Gretel removed her second shoe, so as not to lose
it, then walked barefoot to the back of the van. The squelching mattered less without shoes on. It was only mud. It would wash off. She turned on the light and closed the door behind her. There was water in the flask and gas in the canister. She set the kettle on to boil. There were some Garibaldi biscuits in the tin beside the teabag jar, softened with age but still quite palatable. Munching while she waited for her tea, she checked the cupboards. The tools were there, naturally, and the jack – one drove a van this old nowhere without them – but so were the van's original picnic set, the road atlas, her duffel coat and a good thick jersey she had given up for lost. The mud would not have done anything to the blanket a launderette could not undo. Her wallet was empty of notes but it held the card only she could use,
the Card of Power
as she thought of it. Her driving licence, stowed behind the sun visor, seemed suddenly the official recognition of some much deeper ability than mere self-transport. She dunked her teabag and made a mental list of all she would be leaving behind if she failed to follow Corey. A heap of old clothes, old paperbacks, her clumsy attempts at pottery and an attractive, straggle-haired hitch-hiker she had once rescued from a downpour on Salisbury Plain. Nothing she could not replace, should the need arise.

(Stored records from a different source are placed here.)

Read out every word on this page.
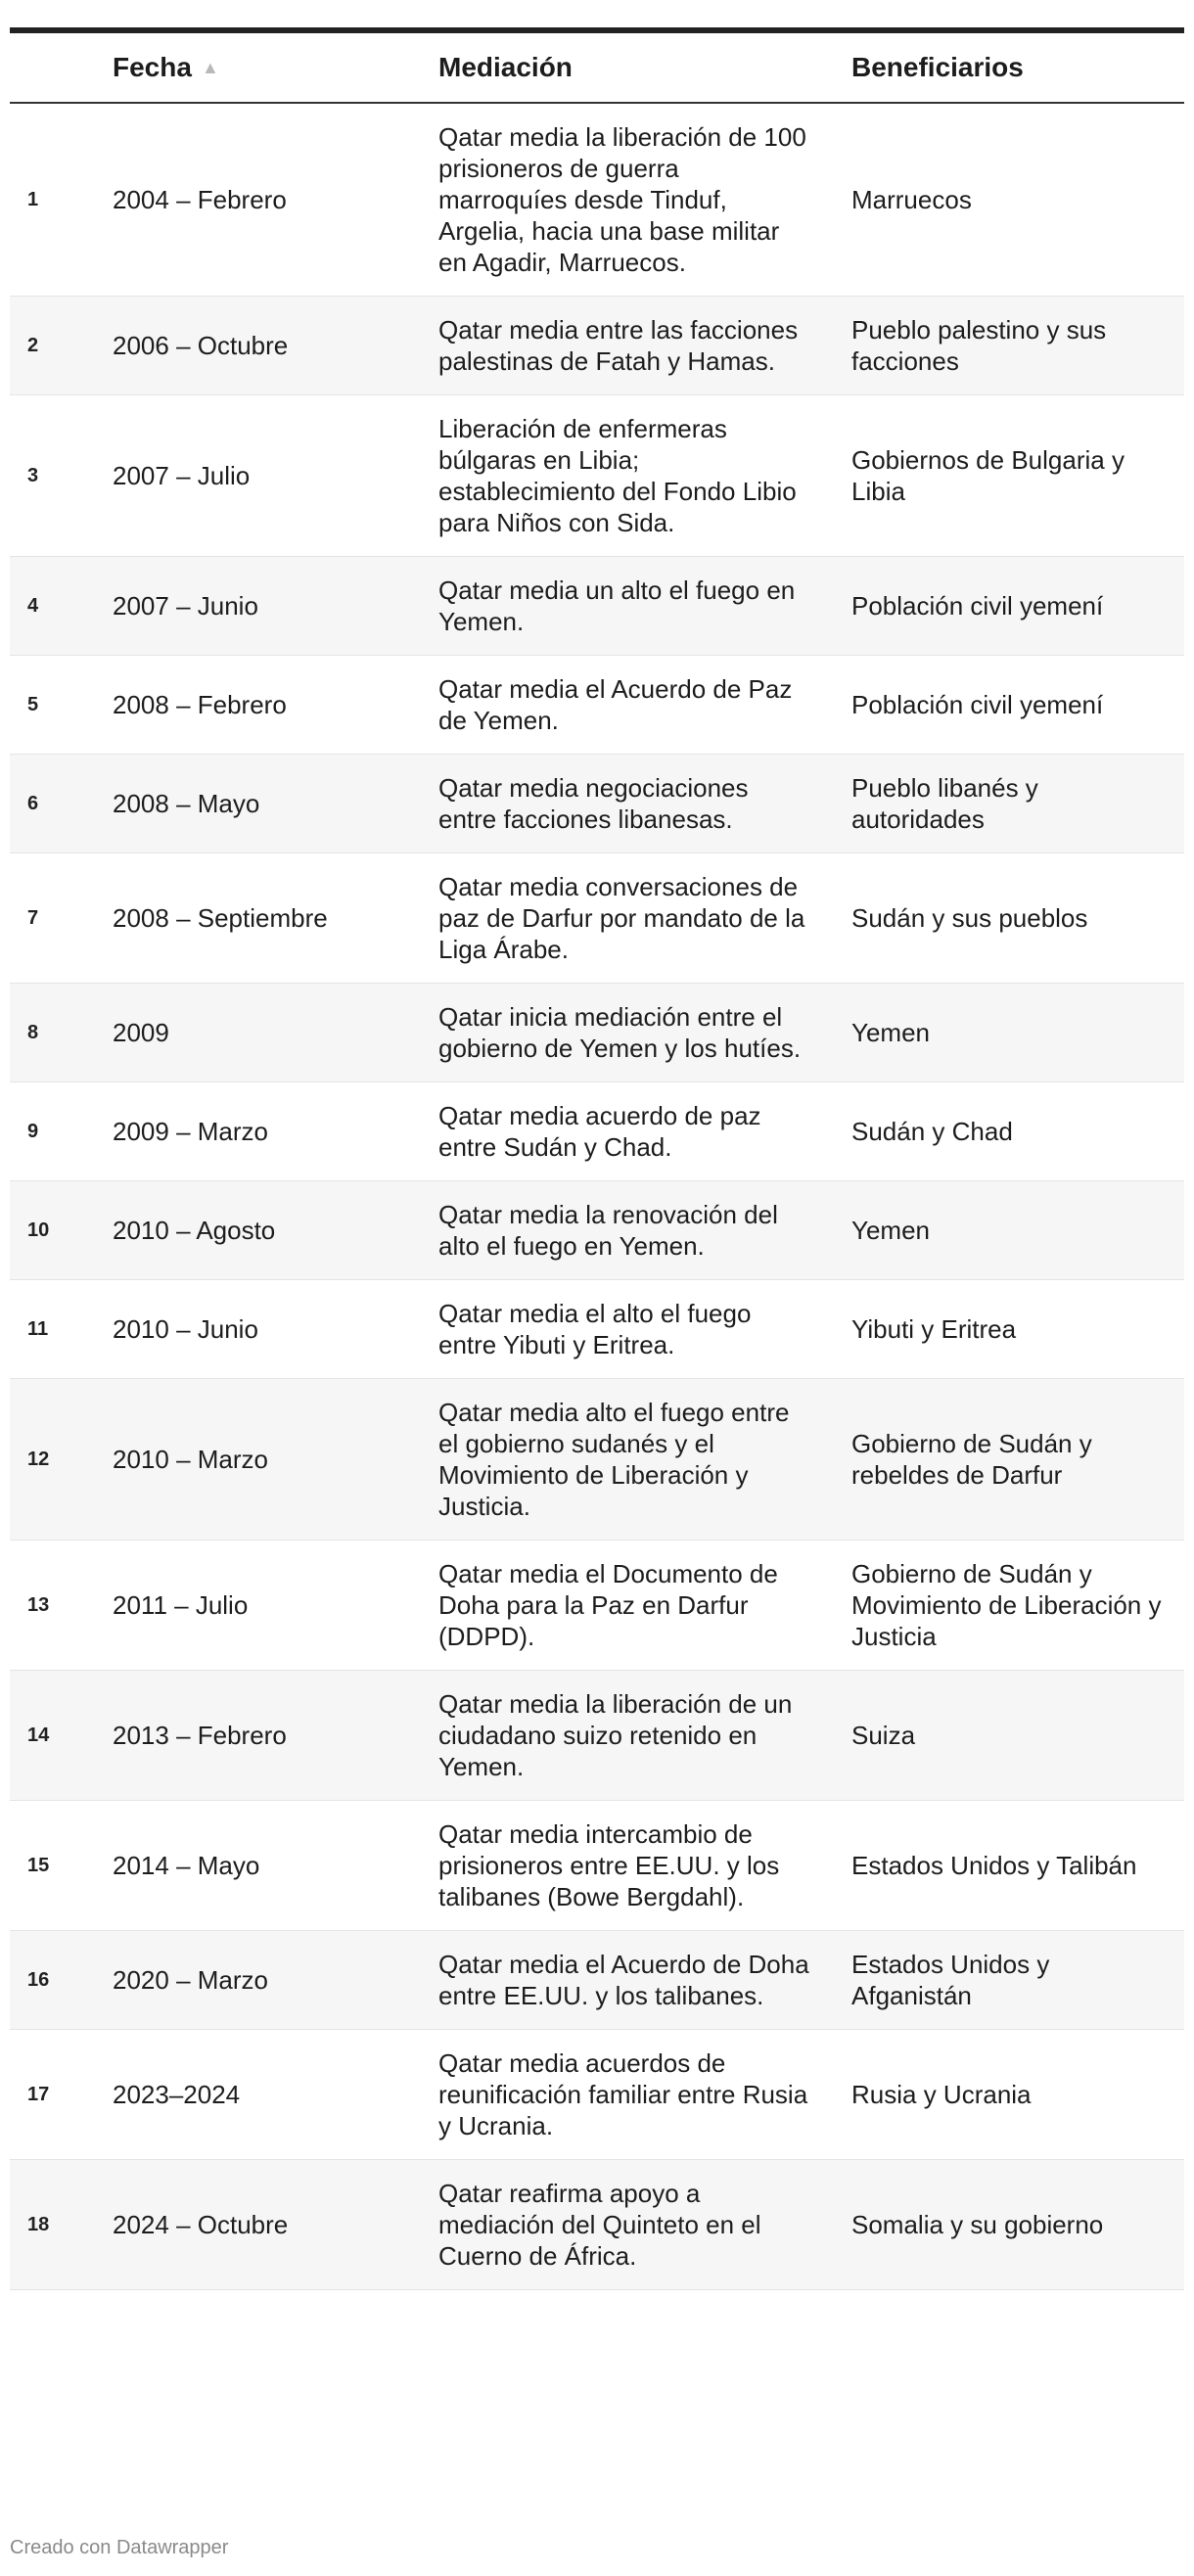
	Fecha ▲	Mediación	Beneficiarios
1	2004 – Febrero	Qatar media la liberación de 100 prisioneros de guerra marroquíes desde Tinduf, Argelia, hacia una base militar en Agadir, Marruecos.	Marruecos
2	2006 – Octubre	Qatar media entre las facciones palestinas de Fatah y Hamas.	Pueblo palestino y sus facciones
3	2007 – Julio	Liberación de enfermeras búlgaras en Libia; establecimiento del Fondo Libio para Niños con Sida.	Gobiernos de Bulgaria y Libia
4	2007 – Junio	Qatar media un alto el fuego en Yemen.	Población civil yemení
5	2008 – Febrero	Qatar media el Acuerdo de Paz de Yemen.	Población civil yemení
6	2008 – Mayo	Qatar media negociaciones entre facciones libanesas.	Pueblo libanés y autoridades
7	2008 – Septiembre	Qatar media conversaciones de paz de Darfur por mandato de la Liga Árabe.	Sudán y sus pueblos
8	2009	Qatar inicia mediación entre el gobierno de Yemen y los hutíes.	Yemen
9	2009 – Marzo	Qatar media acuerdo de paz entre Sudán y Chad.	Sudán y Chad
10	2010 – Agosto	Qatar media la renovación del alto el fuego en Yemen.	Yemen
11	2010 – Junio	Qatar media el alto el fuego entre Yibuti y Eritrea.	Yibuti y Eritrea
12	2010 – Marzo	Qatar media alto el fuego entre el gobierno sudanés y el Movimiento de Liberación y Justicia.	Gobierno de Sudán y rebeldes de Darfur
13	2011 – Julio	Qatar media el Documento de Doha para la Paz en Darfur (DDPD).	Gobierno de Sudán y Movimiento de Liberación y Justicia
14	2013 – Febrero	Qatar media la liberación de un ciudadano suizo retenido en Yemen.	Suiza
15	2014 – Mayo	Qatar media intercambio de prisioneros entre EE.UU. y los talibanes (Bowe Bergdahl).	Estados Unidos y Talibán
16	2020 – Marzo	Qatar media el Acuerdo de Doha entre EE.UU. y los talibanes.	Estados Unidos y Afganistán
17	2023–2024	Qatar media acuerdos de reunificación familiar entre Rusia y Ucrania.	Rusia y Ucrania
18	2024 – Octubre	Qatar reafirma apoyo a mediación del Quinteto en el Cuerno de África.	Somalia y su gobierno
Creado con Datawrapper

The festival chairwoman arrived with Land Rover, tow-rope and a tactful lack of expressed surprise
at finding one person where she had been led to expect two. She pulled the van back out to tarmac then paused, after unhitching the rope which, miraculously, had not pulled off its bumper. Her manner was bracing in a good, old-fashioned way that instilled confidence rather than terror.

‘Are you positive you'll be all right?' she asked as though on the verge of offering a warming mustard bath and a serviceable change of clothes.

Gretel felt the mud crack on her cheek so she must have been smiling.